There was no denying the eager insistence. The women, in particular, crowded around, circling them in a ring of soft arms, laughing and shouting and pulling them away from the machine. Belgotai grinned. «Le’s stay de night,» he suggested.
Saunders didn’t feel like arguing the point. There was time enough, he thought bitterly. All the time in the world.

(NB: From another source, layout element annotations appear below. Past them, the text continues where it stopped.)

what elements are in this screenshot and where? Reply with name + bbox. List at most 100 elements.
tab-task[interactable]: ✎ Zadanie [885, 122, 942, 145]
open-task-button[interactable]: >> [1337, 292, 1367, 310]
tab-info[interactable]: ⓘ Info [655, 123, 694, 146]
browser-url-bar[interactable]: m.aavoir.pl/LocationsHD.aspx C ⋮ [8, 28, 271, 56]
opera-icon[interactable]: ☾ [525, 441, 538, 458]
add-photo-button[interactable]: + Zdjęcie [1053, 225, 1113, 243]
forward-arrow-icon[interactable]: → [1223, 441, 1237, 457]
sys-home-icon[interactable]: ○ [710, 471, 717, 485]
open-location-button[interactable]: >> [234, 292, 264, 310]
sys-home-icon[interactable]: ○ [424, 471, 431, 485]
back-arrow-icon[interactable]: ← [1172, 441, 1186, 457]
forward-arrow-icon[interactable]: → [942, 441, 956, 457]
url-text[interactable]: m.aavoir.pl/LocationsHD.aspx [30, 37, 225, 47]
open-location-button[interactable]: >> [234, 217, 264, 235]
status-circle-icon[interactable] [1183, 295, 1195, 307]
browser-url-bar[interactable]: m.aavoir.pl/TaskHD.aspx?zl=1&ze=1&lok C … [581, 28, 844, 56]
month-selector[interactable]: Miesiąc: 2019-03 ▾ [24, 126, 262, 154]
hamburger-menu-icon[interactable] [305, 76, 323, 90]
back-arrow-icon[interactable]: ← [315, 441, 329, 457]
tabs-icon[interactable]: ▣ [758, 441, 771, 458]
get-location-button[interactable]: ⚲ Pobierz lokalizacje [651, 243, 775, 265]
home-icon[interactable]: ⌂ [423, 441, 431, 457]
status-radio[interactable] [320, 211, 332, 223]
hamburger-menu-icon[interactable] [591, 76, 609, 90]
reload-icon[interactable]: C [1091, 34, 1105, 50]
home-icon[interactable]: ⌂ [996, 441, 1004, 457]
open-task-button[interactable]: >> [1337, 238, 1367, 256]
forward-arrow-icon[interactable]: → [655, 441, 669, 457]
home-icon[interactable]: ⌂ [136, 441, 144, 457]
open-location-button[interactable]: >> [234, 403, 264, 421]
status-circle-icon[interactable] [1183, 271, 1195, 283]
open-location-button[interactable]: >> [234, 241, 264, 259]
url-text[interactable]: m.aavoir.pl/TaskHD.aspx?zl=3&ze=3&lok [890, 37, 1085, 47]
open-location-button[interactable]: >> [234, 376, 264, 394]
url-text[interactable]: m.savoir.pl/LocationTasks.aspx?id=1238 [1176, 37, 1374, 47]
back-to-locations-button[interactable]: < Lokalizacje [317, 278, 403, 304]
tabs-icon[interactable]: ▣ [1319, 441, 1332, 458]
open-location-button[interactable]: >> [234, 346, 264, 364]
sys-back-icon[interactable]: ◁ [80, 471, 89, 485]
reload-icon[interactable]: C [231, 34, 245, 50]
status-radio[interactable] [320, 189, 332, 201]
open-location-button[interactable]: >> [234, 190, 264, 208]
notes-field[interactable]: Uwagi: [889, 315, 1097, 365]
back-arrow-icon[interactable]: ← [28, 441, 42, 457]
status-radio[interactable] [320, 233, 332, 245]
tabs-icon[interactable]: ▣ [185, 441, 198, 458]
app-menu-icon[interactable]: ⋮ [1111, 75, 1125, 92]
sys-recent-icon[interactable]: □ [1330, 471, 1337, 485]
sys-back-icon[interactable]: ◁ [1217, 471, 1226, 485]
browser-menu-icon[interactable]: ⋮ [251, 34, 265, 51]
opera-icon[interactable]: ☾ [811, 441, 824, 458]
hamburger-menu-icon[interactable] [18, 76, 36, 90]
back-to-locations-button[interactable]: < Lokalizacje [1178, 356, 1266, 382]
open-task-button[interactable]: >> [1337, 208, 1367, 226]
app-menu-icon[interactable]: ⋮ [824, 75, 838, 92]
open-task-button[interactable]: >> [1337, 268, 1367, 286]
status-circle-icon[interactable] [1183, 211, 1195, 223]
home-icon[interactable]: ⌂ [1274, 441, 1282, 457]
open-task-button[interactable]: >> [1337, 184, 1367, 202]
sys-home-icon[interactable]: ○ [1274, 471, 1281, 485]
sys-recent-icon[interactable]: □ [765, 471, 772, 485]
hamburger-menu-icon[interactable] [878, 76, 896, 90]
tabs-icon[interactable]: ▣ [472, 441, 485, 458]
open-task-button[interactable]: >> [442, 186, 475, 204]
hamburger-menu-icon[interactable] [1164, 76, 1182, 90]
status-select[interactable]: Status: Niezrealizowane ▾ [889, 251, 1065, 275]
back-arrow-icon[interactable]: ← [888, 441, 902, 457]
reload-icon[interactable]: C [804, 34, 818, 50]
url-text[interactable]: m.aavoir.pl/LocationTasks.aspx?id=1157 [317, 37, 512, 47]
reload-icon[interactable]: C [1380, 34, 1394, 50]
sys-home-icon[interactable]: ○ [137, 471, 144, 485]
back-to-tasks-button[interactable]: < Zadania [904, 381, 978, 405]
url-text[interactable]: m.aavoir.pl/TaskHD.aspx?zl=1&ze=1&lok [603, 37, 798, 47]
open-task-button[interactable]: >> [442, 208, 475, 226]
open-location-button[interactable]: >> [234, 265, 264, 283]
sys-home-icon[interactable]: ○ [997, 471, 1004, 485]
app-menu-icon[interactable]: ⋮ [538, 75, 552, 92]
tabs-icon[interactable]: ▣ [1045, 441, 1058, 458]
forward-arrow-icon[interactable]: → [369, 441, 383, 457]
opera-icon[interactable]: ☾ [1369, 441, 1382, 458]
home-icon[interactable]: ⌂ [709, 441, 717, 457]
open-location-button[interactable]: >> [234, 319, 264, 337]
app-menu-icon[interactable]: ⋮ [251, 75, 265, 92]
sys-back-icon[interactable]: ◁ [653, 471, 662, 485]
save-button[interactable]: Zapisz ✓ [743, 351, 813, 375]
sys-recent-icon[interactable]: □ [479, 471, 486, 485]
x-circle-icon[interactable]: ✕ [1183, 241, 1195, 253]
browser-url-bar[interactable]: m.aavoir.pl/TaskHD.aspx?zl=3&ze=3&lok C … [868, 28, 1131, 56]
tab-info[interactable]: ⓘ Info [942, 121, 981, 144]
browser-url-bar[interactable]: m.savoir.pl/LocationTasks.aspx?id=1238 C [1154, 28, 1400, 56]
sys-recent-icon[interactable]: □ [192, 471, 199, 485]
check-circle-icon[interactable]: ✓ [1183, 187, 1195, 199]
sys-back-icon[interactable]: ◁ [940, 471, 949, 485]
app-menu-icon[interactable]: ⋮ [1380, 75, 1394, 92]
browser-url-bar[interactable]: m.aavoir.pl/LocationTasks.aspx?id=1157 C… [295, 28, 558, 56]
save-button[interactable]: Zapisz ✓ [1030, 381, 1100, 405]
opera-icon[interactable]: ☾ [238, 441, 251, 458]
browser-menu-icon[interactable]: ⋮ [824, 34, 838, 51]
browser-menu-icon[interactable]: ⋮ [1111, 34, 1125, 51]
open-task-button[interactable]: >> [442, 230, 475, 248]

It was a night of revelry. Saunders managed to get a few facts. Sol was a Galactic backwater these days, stuffed with mercantile wealth and guarded by nonhuman mercenaries against the interstellar raiders and conquerors. This region was one of many playgrounds for the children of the great merchant families, living for generations off inherited riches. They were amiable kids, but there was a mental and physical softness over them, and a deep inward weariness from a meaningless round of increasingly stale pleasure. Decadence.
Saunders finally sat alone under a moon that glittered with the diamond-points of domed cities, beside a softly lapping artificial lake, and watched the constellations wheel overhead—the far suns that man had conquered without mastering himself. He thought of Eve and wanted to cry, but the hollowness in his breast was dry and cold.
Chapter 3
Trapped in the Time-Stream
Belgotai had a thumping hangover in the morning which a drink offered by one of the women removed. He argued for a while about staying in this age. Nobody would deny him passage this time; they were eager for fighting men out in the Galaxy. But the fact that Sol was rarely visited now, that he might have to wait years, finally decided him on continuing.
«Dis won’ go on much longer,» he said. «Sol is too tempting a prize, an’ mercenaries aren’ allays loyal. Sooner or later, dere’ll be war on Eart’ again.»
Saunders nodded dispiritedly. He hated to think of the blasting energies that would devour a peaceful and harmless folk, the looting and murdering and enslaving, but history was that way. It was littered with the graves of pacifists.
The bright scene swirled into grayness. They drove ahead.
4400 A.D. A villa was burning, smoke and flame reaching up into the clouded sky. Behind it stood the looming bulk of a ray-scarred spaceship, and around it boiled a vortex of men, huge bearded men in helmets and cuirasses, laughing as they bore out golden loot and struggling captives. The barbarians had come!
The two travelers leaped back into the machine. Those weapons could fuse it to a glowing mass. Saunders swung the main-drive switch far over.
«We’d better make a longer jump,» Saunders said, as the needle crept past the century mark. «Can’t look for much scientific progress in a dark age. I’ll try for five thousand A.D.»
His mind carried the thought on: Will there ever be progress of the sort we must have? Eve, will I ever see you again? As if his yearning could carry over the abyss of millennia: Don’t mourn me too long, my dearest. In all the bloody ages of human history, your happiness is all that ultimately matters.
As the needle approached six centuries, Saunders tried to ease down the switch. Tried!
«What’s the matter?» Belgotai leaned over his shoulder.
With a sudden cold sweat along his ribs, Saunders tugged harder. The switch was immobile—the projector wouldn’t stop.
«Out of order?» asked Belgotai anxiously.
«No—it’s the automatic mass-detector. We’d be annihilated if we emerged in the same space with solid matter. The detector prevents the projector from stopping if it senses such a structure.» Saunders grinned savagely. «Some damned idiot must have built a house right where we are!»